Now, about piracy. In a previous article I talked about how it’s in the best interests of the future for us to copy mp3s far and wide.. if we make enough copies of the brilliant musical library that we as a race have assembled, maybe one will survive. And you have to admit, you would *love* to hear the music of a alien race, or one from the dawn of history. It’s in general in our best interests for our best ideas to get copied widely. This *is* value. If you make a copy of some code or DNA and music I have written, I have lost nothing and you have gained something, so the net worth of the human race has increased. (However, if you make a copy of, say, a really bad set of ideas that will cripple you if you embrace them, the opposite is true.)

The root of this problem is, of course, money. We all have to have it if we want to continue eating and sleeping indoors, and especially for people like me, generating intellectual property for someone else is a handy way to continue getting it. However, as automation gets better and better, it is going to be harder and harder to even try and find jobs for everyone, and we’re more and more going to have to consider just giving people resources without making them slave away every day (quite possibly at makework, or at a job that doesn’t need to exist because a different attitude would let us, for example, make cars that ran for a hundred years between major overhauls, or houses that would stand for five hundred) – basically, saying we should *expand* the “entitlement” programs.

I am all for this. If we can give people something they want without making them suffer for it, let’s! But then, I don’t want to die and go to heaven – I’d rather just.. wake up there one day. And I’d *really* rather not make people who don’t want to work spend their lives doing things that don’t make them happy just for the sake of a ideal – which I think many conservatives hold.. that people should have to suffer.

To tie in the Christianity rant I’ve been on for the past few weeks, I really feel like some of this can be ascribed to us feeling like we are flawed. It’s a key message in Christianity.. you’re sinful. You’re bad. Things that feel good to you are bad. God hates you, and only by killing his own son could he manage to make himself forgive you. Everyone at this point knows that I hate that message, that I think it is a lie and that also Christianity as implemented in the US distorts the reality about God, who is I think a lot better than the Christians believe *e is, but because what we believe filters what we experience, they can’t see that. And I, of course, can’t see the God who would want you to sacrifice and hurt and suffer and be afraid. Our beliefs form resonant filters in our minds, and also resonant relationships with the reality we experience.

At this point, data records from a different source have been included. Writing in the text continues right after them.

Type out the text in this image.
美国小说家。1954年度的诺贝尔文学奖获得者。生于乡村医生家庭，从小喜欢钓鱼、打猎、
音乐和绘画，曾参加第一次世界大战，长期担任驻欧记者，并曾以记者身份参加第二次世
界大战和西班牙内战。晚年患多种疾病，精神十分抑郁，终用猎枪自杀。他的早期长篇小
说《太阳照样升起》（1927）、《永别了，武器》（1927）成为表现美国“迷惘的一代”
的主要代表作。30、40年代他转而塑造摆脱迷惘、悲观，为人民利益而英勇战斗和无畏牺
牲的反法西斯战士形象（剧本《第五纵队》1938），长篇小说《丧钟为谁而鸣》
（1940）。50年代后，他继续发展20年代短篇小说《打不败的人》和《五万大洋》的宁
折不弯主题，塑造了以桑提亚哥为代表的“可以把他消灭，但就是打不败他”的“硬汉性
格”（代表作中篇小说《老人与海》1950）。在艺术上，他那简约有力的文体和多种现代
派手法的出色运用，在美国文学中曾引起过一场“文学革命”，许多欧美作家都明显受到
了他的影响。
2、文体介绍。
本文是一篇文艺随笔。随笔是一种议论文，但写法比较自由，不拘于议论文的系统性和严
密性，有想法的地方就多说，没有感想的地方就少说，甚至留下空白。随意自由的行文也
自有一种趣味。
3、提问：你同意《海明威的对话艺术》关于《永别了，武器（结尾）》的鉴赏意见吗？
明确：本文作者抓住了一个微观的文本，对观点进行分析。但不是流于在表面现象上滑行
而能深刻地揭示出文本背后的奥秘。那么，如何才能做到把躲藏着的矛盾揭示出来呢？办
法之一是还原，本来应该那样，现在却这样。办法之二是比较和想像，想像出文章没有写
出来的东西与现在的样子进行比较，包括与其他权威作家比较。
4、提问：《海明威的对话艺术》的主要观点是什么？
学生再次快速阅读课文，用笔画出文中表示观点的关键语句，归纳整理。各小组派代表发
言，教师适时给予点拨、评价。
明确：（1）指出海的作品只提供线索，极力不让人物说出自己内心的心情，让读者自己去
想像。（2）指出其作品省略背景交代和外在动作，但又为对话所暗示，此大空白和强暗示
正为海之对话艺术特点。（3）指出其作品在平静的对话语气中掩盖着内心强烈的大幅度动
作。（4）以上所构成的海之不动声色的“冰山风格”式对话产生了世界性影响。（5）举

So, the Christians I think even if they *could build the garden again* – which automation certainly makes a possibility – *would not* because *they think they don’t deserve it*. This is so clear.. you have to live a whole life full of suffering and fear and pain and then *die* and *then* you deserve to have a good life. I am not such a fan of this idea, or of some of the results of it – people thinking they should judge other people, and punish other people. Because I am a fan of diversity I would not want to take away their freedom to believe the things they do but I wish I didn’t always have to be exposed to the results.